Si la educación tiene como máximo objetivo el desarrollo de las capacidades, habilidades y potencialidades de la persona, la orientación puede ser un agente activador y facilitador de ese desarrollo. Para lograrlo se debe dotar al alumno de las capacidades necesarias para afrontar las demandas de cada etapa evolutiva y el proporcionarle las situaciones de aprendizaje que facilite el progreso del mismo.

c.         Principio de intervención social

Diversas investigaciones realizadas en los últimos años nos hablan de la inoperancia de una intervención educativa que no tenga en cuenta los elementos o factores ajenos al marco escolar pero que fuera de la escuela inciden de forma importante en el desarrollo personal de los alumnos, de manera que pueden bloquear su desarrollo (obstáculos ambientales).

Si la educación es un proceso de aprendizaje continuo que no acontece sólo en el marco escolar, lógico es pensar que debemos prestar atención a los otros marcos sociales donde también se produce aprendizaje. Tener en cuenta este principio supone en la práctica: Que la actividad orientadora debe dirigirse a modificar aspectos concretos tanto del marco educativo (dirección, organización, metodologías de trabajo, etc.), como del contexto social (trabajo infantil, programas de alimentación, asistencia social, becas, etc.). No encontramos justificación a las posturas pasivas de aquellos docentes que encuentran argumentos para no intervenir, por que dicen que lo que ocurre fuera de la puerta de la I.E. no es de su competencia.

Concienciar al orientado de la existencia de factores ambientales (en su caso) que obstaculizan el logro de sus objetivos personales, con el fin de generar una actitud activa que consiga el cambio de tales factores.

Si partimos de la existencia de una divergencia entre los valores del alumno e institución educativa, así como de la persona y la sociedad, el conflicto que se produce no se debe resolver con un simple ajuste o adaptación del alumno, sino a través de un serio esfuerzo por cambiar determinadas características ambientales.

d.        Clima de Aula.

El aula es uno de los espacios más importantes para el aprendizaje y la interacción entre personas. Por ello, el clima en el cual se comunican e interactúan maestros y alumnos debe ser de confianza, respeto, alegría, justicia y permanente dialogo, puesto que al interior de este proceso comienzan a revelarse sentimientos propios, formas de entender el mundo, pensamientos y creencias y sobre todo los juicios y comportamientos morales de los agentes educativos implicados.
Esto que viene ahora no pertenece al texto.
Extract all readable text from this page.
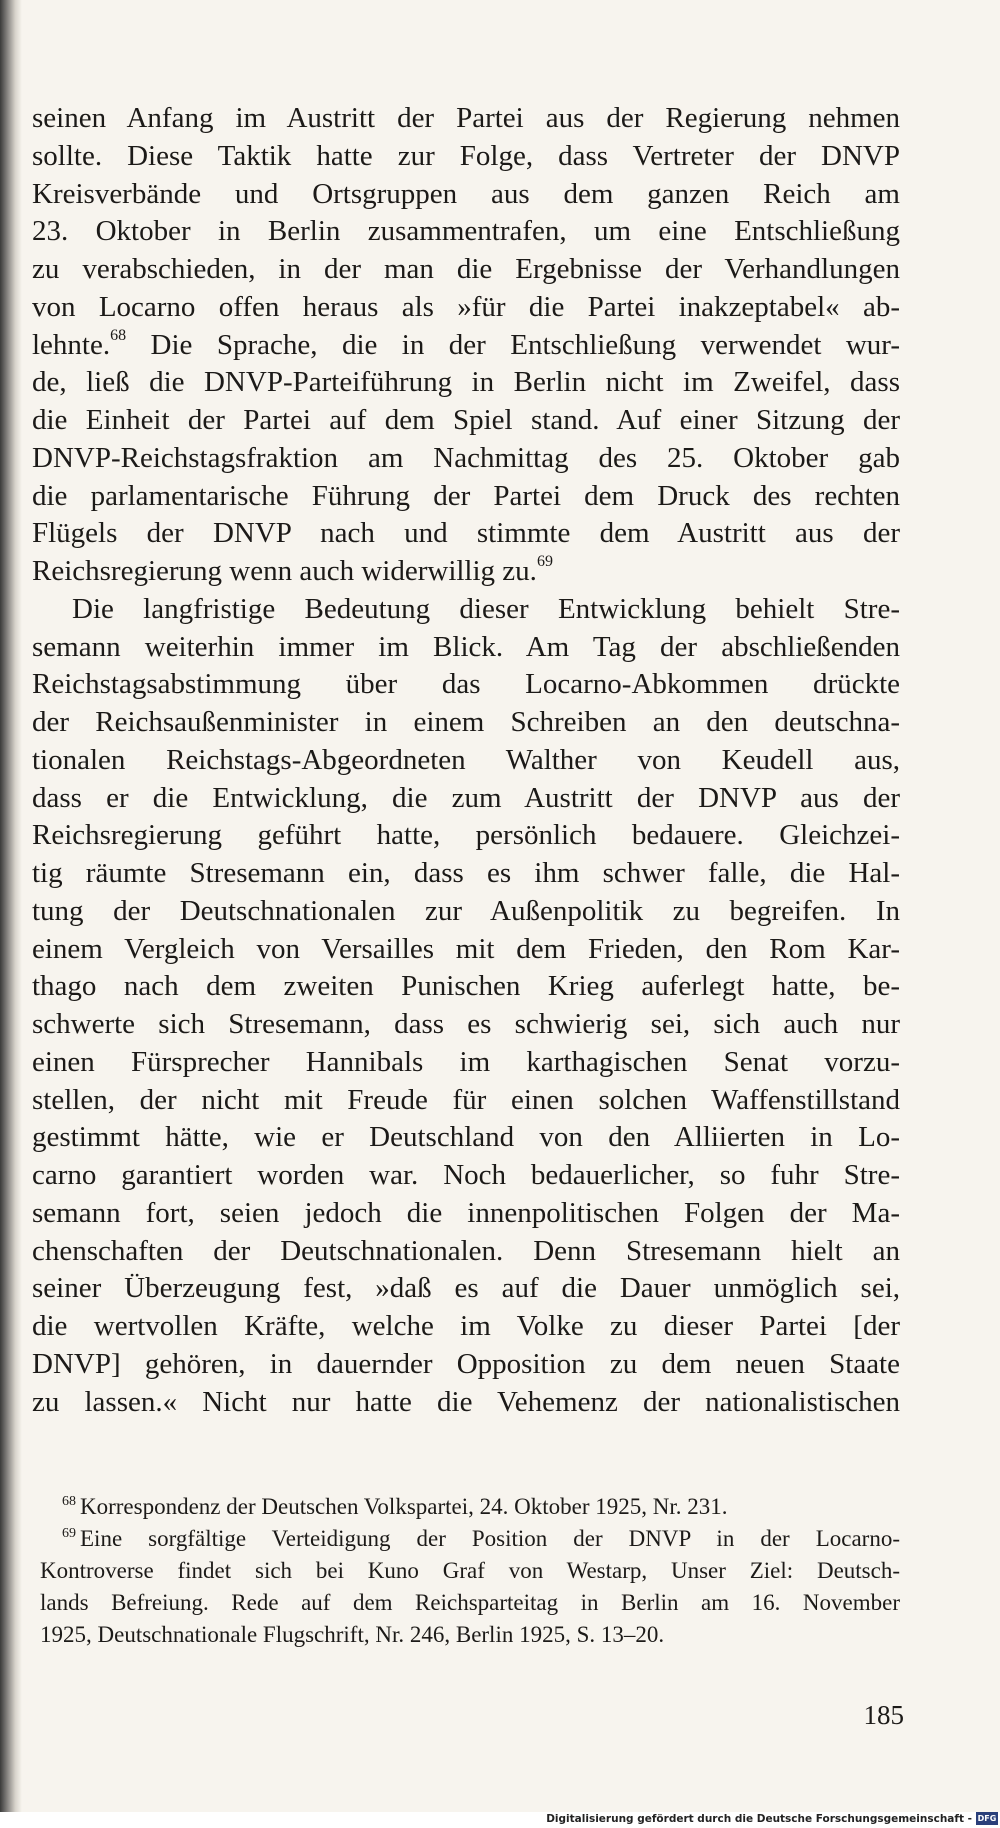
seinen Anfang im Austritt der Partei aus der Regierung nehmen
sollte. Diese Taktik hatte zur Folge, dass Vertreter der DNVP
Kreisverbände und Ortsgruppen aus dem ganzen Reich am
23. Oktober in Berlin zusammentrafen, um eine Entschließung
zu verabschieden, in der man die Ergebnisse der Verhandlungen
von Locarno offen heraus als »für die Partei inakzeptabel« ab-
lehnte.$^{68}$ Die Sprache, die in der Entschließung verwendet wur-
de, ließ die DNVP-Parteiführung in Berlin nicht im Zweifel, dass
die Einheit der Partei auf dem Spiel stand. Auf einer Sitzung der
DNVP-Reichstagsfraktion am Nachmittag des 25. Oktober gab
die parlamentarische Führung der Partei dem Druck des rechten
Flügels der DNVP nach und stimmte dem Austritt aus der
Reichsregierung wenn auch widerwillig zu.$^{69}$
Die langfristige Bedeutung dieser Entwicklung behielt Stre-
semann weiterhin immer im Blick. Am Tag der abschließenden
Reichstagsabstimmung über das Locarno-Abkommen drückte
der Reichsaußenminister in einem Schreiben an den deutschna-
tionalen Reichstags-Abgeordneten Walther von Keudell aus,
dass er die Entwicklung, die zum Austritt der DNVP aus der
Reichsregierung geführt hatte, persönlich bedauere. Gleichzei-
tig räumte Stresemann ein, dass es ihm schwer falle, die Hal-
tung der Deutschnationalen zur Außenpolitik zu begreifen. In
einem Vergleich von Versailles mit dem Frieden, den Rom Kar-
thago nach dem zweiten Punischen Krieg auferlegt hatte, be-
schwerte sich Stresemann, dass es schwierig sei, sich auch nur
einen Fürsprecher Hannibals im karthagischen Senat vorzu-
stellen, der nicht mit Freude für einen solchen Waffenstillstand
gestimmt hätte, wie er Deutschland von den Alliierten in Lo-
carno garantiert worden war. Noch bedauerlicher, so fuhr Stre-
semann fort, seien jedoch die innenpolitischen Folgen der Ma-
chenschaften der Deutschnationalen. Denn Stresemann hielt an
seiner Überzeugung fest, »daß es auf die Dauer unmöglich sei,
die wertvollen Kräfte, welche im Volke zu dieser Partei [der
DNVP] gehören, in dauernder Opposition zu dem neuen Staate
zu lassen.« Nicht nur hatte die Vehemenz der nationalistischen
$^{68}$ Korrespondenz der Deutschen Volkspartei, 24. Oktober 1925, Nr. 231.
$^{69}$ Eine sorgfältige Verteidigung der Position der DNVP in der Locarno-
Kontroverse findet sich bei Kuno Graf von Westarp, Unser Ziel: Deutsch-
lands Befreiung. Rede auf dem Reichsparteitag in Berlin am 16. November
1925, Deutschnationale Flugschrift, Nr. 246, Berlin 1925, S. 13–20.
185
Digitalisierung gefördert durch die Deutsche Forschungsgemeinschaft - DFG
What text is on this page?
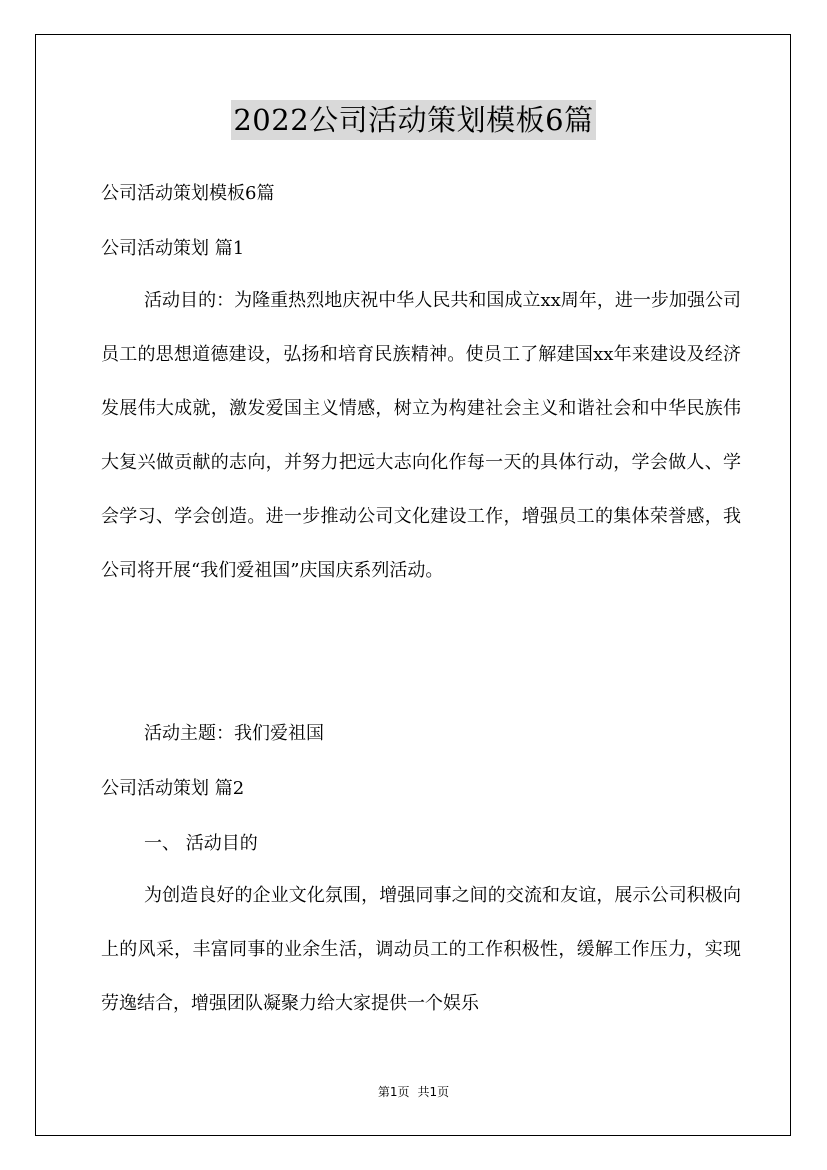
2022公司活动策划模板6篇
公司活动策划模板6篇
公司活动策划 篇1

活动目的：为隆重热烈地庆祝中华人民共和国成立xx周年，进一步加强公司员工的思想道德建设，弘扬和培育民族精神。使员工了解建国xx年来建设及经济发展伟大成就，激发爱国主义情感，树立为构建社会主义和谐社会和中华民族伟大复兴做贡献的志向，并努力把远大志向化作每一天的具体行动，学会做人、学会学习、学会创造。进一步推动公司文化建设工作，增强员工的集体荣誉感，我公司将开展“我们爱祖国”庆国庆系列活动。

活动主题：我们爱祖国
公司活动策划 篇2
一、 活动目的

为创造良好的企业文化氛围，增强同事之间的交流和友谊，展示公司积极向上的风采，丰富同事的业余生活，调动员工的工作积极性，缓解工作压力，实现劳逸结合，增强团队凝聚力给大家提供一个娱乐

第1页 共1页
Nuestra disposición como educadores antes, durante y después de las clases es fundamental para generar en el aula un clima educativo positivo. Nuestra dinámica, estrategias de aprendizaje, posturas y formas de dirigirnos a nuestros alumnos nos pueden permitir lograr una atmósfera de acogida, participación, libertad, diálogo y escucha activa. Nuestros niveles de tolerancia y comprensión, así como el manejo de la información que se presenta debe consolidar y permitir la formación académica, procedimental y moral de nuestros alumnos.